As already mentioned, the body needs less and less as we continue to lose weight. Also, as the body approaches it's ideal weight, it tends to become increasingly resistant to letting you move past (lower) then that point....some people can do it, others hit a wall.

Think about it...right now you're probably ready to survive a few weeks of being sick or a month of famine. Your body doesn't know you have food at your disposal 24/7 or that you're trying to look ripped in your bathing suit....so it's quite happy carrying a bit of fat around the waist.

Same thing with exercise. Heck, I recall when my 12-mile bike ride or night of playing racquetball left me sore the next day...today I can go 3.5 hours and not even feel it. What it comes down to is that the body is amazing when it comes to adapting.


The other issue is....if you do starve yourself down and/or gets nuts on the cardio....you'll probably lose that weight, but will you have to utterly & endlessly maintain that intensity to maintain that leaness?

Do what you can, do what you want....but in the end it's best to reconsile that you should try to be the best you can be within the range of what you are comfortable maintaining.

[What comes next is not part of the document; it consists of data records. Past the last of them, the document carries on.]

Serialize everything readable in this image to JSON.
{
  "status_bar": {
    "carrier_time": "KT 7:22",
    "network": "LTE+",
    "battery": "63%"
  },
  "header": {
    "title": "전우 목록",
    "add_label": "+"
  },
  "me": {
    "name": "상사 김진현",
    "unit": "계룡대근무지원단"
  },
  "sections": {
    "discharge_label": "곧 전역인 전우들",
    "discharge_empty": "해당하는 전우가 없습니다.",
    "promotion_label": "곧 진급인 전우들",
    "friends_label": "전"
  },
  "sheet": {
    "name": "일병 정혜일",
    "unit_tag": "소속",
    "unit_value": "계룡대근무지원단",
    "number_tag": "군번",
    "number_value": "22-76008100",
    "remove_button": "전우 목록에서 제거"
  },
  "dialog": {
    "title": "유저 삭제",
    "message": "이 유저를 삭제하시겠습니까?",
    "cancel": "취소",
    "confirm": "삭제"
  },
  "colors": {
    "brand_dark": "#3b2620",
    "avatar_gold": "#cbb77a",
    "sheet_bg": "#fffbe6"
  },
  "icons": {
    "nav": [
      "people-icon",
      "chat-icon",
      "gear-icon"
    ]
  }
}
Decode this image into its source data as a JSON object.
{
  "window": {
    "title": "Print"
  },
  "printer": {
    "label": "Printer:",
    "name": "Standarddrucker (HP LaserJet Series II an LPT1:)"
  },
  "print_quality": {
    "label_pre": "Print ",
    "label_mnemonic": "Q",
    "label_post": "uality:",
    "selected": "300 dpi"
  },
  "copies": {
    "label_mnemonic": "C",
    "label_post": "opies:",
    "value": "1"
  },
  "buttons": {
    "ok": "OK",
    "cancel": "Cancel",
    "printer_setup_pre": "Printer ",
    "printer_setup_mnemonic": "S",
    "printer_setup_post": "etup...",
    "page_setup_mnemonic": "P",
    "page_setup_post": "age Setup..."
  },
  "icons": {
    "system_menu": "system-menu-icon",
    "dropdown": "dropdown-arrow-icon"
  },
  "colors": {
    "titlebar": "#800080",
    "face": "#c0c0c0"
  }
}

I know people who endure constant hunger pangs and do so much cardio that they'll need knee & hip replacement FOR SURE when they get older....but looking good in that bathing suit of getting uber-top performance is more important to them. Much like anything in life, it's about what's important to you. Strive to be your best, but keep things in perspective. Statistics show that only 5% of men say they are happy with their body

(and 80% of those 5% just said that to be cool, the other 20% of those 5% we're just lying. :D)
 
Yep, I guess my body is adapting quite well. I did a 10k run last night, in just under an hour, and although I was pretty tired afterwards, within an hour I felt fine and this morning I feel nothing at all. A couple of months back doing a 2k absolutely killed me!

My overall goal at the moment is to shift a few more lbs, probably about 6lbs will do it, and then start to bulk up. But not before going on holiday in four weeks ... and yes, I would quite like to be trim for the beach, but this has an overall long-term objective, which will be to bulk up.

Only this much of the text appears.